GLAAD is a political/media watchdog group that aims to improve the way the media portrays lesbian, gay, bisexual, and transgendered persons. The group was formed in NYC in the mid-1980's to combat the virulently anti-gay messages being published in The New York Post during the AIDS crisis. Their official mission statement is:

The Gay & Lesbian Alliance Against Defamation (GLAAD) is dedicated to promoting and ensuring fair, accurate, and inclusive representation of individuals and events in all media as a means of eliminating homophobia and discrimination based on gender identity and sexual orientation
. GLAAD has done some admirable things such as stopping sensationalistic journalism, exposing the utterly hateful rhetoric of the fundamentalist Christian-right, and discouraging stereotypes in movies and TV, but I think they often take themselves and the rest of the world entirely too seriously.

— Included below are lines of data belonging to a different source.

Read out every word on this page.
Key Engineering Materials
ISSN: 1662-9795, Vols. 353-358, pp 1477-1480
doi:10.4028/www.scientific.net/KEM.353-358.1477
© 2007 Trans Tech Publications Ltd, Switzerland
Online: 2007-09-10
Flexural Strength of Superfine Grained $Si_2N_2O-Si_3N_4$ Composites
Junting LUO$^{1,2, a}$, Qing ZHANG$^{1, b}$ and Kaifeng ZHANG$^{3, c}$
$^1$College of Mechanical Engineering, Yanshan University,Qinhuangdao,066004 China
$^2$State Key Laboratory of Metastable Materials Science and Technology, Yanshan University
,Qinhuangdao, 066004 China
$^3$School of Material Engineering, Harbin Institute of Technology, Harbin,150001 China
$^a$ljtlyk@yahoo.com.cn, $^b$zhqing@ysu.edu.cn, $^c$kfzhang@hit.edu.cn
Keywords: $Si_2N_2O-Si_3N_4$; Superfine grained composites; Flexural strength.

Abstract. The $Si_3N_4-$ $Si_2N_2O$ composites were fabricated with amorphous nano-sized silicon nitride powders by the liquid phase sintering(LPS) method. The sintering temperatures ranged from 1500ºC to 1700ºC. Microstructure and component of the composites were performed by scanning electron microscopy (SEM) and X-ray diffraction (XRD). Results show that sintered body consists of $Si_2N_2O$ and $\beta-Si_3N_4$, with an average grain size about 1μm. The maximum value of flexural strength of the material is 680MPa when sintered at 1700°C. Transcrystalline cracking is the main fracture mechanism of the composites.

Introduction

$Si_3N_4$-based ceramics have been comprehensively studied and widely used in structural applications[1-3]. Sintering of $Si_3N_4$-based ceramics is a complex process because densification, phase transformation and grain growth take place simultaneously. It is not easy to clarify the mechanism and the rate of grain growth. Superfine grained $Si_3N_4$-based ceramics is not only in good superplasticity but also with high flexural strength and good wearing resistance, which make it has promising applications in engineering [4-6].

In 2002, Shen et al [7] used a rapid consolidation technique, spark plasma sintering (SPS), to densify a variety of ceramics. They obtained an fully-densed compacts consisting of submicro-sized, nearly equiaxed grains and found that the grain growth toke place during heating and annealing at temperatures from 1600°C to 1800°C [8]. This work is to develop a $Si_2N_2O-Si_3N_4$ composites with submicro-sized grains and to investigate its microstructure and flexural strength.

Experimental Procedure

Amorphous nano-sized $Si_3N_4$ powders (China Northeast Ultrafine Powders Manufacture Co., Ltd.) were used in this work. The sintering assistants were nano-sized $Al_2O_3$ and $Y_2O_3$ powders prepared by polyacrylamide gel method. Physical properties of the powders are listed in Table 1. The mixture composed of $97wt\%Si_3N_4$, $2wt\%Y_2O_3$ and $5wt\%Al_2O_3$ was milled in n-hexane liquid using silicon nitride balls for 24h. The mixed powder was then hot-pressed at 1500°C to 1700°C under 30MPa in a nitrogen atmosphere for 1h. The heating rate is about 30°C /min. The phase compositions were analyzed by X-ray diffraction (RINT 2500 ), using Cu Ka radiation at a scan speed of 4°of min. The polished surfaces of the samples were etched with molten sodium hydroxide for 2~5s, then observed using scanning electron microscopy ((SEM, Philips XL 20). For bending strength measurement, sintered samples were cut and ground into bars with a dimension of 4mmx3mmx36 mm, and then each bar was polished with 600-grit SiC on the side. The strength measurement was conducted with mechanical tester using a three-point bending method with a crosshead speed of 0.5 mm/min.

We all know that hate speech hurts everyone, but making the world ultra-politically correct through censorship does just as much damage, if not more.
GLAAD is known for complaining loudly any time anyone pokes a joke at gays or sings a lyric that uses "derogatory" language. It doesn't matter to them whether something is said as satire or sarcasm; if it doesn't portray gays as "wholesome", they whine. I don't think that crying like a baby whenever someone says something about you that you don't like is any way to change peoples' minds about GLBT folk; instead, it just makes us seem like we have some huge social-engineering scheme and insults the intelligence of the average Joe/Jane by assuming they can't tell the difference between jokes and radical hate speech.
Yes, Eminem says nasty stuff about us in his songs, but he says nasty stuff about everyone in his songs. Yes, Jay and Silent Bob Strike Back is full of tasteless jokes about queer people, but they are jokes.

Again, I do think that GLAAD does some great things, but sometimes it seems to me that for every step they take forward, they take two to the side. GLBT people will gain greater acceptance in society when everyone realizes that we're just like everyone else, and that we don't want special rights. Yes, forcing everyone to only say nice things about you is a special right. Our time and energy would be much better spent going out in the world, living openly, providing examples of what gay people are really like. In the end, we will never be able to make everyone like us, but who wants that anyway?

Hate is a dangerous thing, but censorship is absolutely deadly.